It’s not every morning that my tennis Twitter timeline greets me with multiple tweeps urging the world to listen to Serena Williams narrate a BBC montage with Angelou’s “Still I Rise” (a poem I posted about here back in December, that time because Twitter had let me know about Williams reciting it on receiving an award).

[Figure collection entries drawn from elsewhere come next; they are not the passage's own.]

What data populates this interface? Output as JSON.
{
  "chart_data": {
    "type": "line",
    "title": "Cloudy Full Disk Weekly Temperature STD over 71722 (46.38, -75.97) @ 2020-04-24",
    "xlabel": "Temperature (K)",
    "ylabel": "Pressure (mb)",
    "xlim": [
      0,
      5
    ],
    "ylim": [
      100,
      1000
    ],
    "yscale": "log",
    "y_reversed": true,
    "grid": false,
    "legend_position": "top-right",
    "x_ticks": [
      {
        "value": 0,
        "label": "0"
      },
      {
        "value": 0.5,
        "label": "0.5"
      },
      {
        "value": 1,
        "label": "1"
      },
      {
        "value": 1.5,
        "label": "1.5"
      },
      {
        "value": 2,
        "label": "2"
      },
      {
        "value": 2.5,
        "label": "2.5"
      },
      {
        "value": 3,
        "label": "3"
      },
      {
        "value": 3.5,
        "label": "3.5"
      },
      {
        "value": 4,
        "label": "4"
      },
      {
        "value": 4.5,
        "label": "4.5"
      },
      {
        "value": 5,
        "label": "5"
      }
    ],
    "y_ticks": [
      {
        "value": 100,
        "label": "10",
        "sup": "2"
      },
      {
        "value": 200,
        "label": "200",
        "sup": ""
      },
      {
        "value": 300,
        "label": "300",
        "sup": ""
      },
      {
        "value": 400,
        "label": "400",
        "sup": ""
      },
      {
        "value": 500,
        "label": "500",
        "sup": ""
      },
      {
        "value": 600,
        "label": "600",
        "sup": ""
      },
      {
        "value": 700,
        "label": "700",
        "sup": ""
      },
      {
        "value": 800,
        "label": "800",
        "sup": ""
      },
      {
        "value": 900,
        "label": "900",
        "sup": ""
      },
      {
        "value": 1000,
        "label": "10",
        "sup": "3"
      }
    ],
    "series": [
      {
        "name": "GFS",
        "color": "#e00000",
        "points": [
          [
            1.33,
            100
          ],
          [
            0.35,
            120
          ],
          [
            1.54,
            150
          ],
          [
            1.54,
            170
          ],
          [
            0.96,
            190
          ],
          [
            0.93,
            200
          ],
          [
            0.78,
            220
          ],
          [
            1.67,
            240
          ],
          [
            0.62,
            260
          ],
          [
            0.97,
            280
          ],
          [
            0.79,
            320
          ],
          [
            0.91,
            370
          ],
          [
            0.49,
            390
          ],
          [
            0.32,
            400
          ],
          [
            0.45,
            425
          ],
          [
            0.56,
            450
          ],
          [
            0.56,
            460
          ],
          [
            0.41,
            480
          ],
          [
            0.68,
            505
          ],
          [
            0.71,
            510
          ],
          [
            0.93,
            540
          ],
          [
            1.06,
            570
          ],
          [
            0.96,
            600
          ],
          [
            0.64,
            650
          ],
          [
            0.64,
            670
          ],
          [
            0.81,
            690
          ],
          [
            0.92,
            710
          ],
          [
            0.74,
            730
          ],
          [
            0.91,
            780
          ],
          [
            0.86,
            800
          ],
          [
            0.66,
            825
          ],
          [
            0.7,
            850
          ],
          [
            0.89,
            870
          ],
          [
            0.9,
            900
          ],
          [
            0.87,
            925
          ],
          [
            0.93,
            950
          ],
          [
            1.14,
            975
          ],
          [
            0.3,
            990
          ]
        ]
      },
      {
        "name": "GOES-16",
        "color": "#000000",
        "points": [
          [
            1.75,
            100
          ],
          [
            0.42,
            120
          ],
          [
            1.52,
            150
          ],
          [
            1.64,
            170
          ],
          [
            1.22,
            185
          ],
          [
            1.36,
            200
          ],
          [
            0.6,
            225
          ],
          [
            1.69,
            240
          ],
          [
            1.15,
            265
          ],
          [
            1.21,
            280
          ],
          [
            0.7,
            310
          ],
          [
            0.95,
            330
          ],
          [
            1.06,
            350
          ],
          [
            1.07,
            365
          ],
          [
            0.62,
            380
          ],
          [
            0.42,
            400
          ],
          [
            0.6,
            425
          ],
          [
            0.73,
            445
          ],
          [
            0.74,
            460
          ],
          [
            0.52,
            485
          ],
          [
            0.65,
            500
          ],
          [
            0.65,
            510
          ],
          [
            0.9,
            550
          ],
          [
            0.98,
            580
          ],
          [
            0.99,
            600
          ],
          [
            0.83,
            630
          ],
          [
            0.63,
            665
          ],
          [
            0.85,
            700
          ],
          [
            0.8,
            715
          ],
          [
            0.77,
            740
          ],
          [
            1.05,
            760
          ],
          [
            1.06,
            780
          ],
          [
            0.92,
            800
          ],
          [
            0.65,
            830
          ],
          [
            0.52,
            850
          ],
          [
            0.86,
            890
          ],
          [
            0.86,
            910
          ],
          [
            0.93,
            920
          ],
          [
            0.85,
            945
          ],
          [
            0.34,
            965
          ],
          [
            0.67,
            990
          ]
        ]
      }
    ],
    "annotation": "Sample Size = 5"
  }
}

The BBC has been roundly criticized for its feeble and at times astounding gormless coverage of women’s tennis this past fortnight (h/t @MBDigital001). Here’s hoping that it does better going forward. While this clip neither mitigates nor addresses the deep-seated attitudes and assumptions undergirding the coverage issues, it was nonetheless lovely to glimpse hundreds of people thrilled and moved by this new rendition of an almost-forty-year-old poem — one barely older than the woman who today tied Steffi Graf’s record of 22 Slam singles titles, and then won doubles with her sister, both of them significantly older than the majority of other elite WTA players.
Crowd craning to see Serena Williams in Cincinnati, 2014
I was actually thinking about this very poem a few days ago, while writing a note to my friend Tony, who was the narrator of Darrell Grant’s Ruby Bridges Suite when my church performed it this past June. I don’t think there’s a public recording available of that movement (yet, anyway), but it is stirring stuff. I was thinking of Tony’s voice bringing the congregation to its feet as he read Grant’s adaptation of Angelou’s words (Angelou’s poem quoted here):
I’m a black ocean, leaping and wide,
Welling and swelling I bear in the tide.
… Bringing the gifts that my ancestors gave,
I am the dream and the hope of the slave.
In the meantime, what is online is Connye Florance, singing as Ruby’s grandmother — “Hold My Hand“:
For the world, child, is not fair
Danger follows everywhere
Lift your eyes, child
You will see
God is watching
[I quote from more of the suite in this entry from that week. Tennis to poetry to church — it is all related.]
A couple weeks ago (8/29), the New York Times Magazine published photographs and videos of elite women tennis players by Dewey Nicks.
In yesterday’s magazine, the writers to the editor included one Sam Abrams, who quoted Walt Whitman at length:
fierce and athletic girls … are not one jot less than I am,/They are tann’d in the face by shining suns and blowing winds,/Their flesh has the old divine suppleness and strength,/They know how to swim, row, ride, wrestle, shoot, run, strike, retreat, advance, resist, defend themselves,/They are ultimate in their own right — they are calm, clear, well-possess’d of themselves.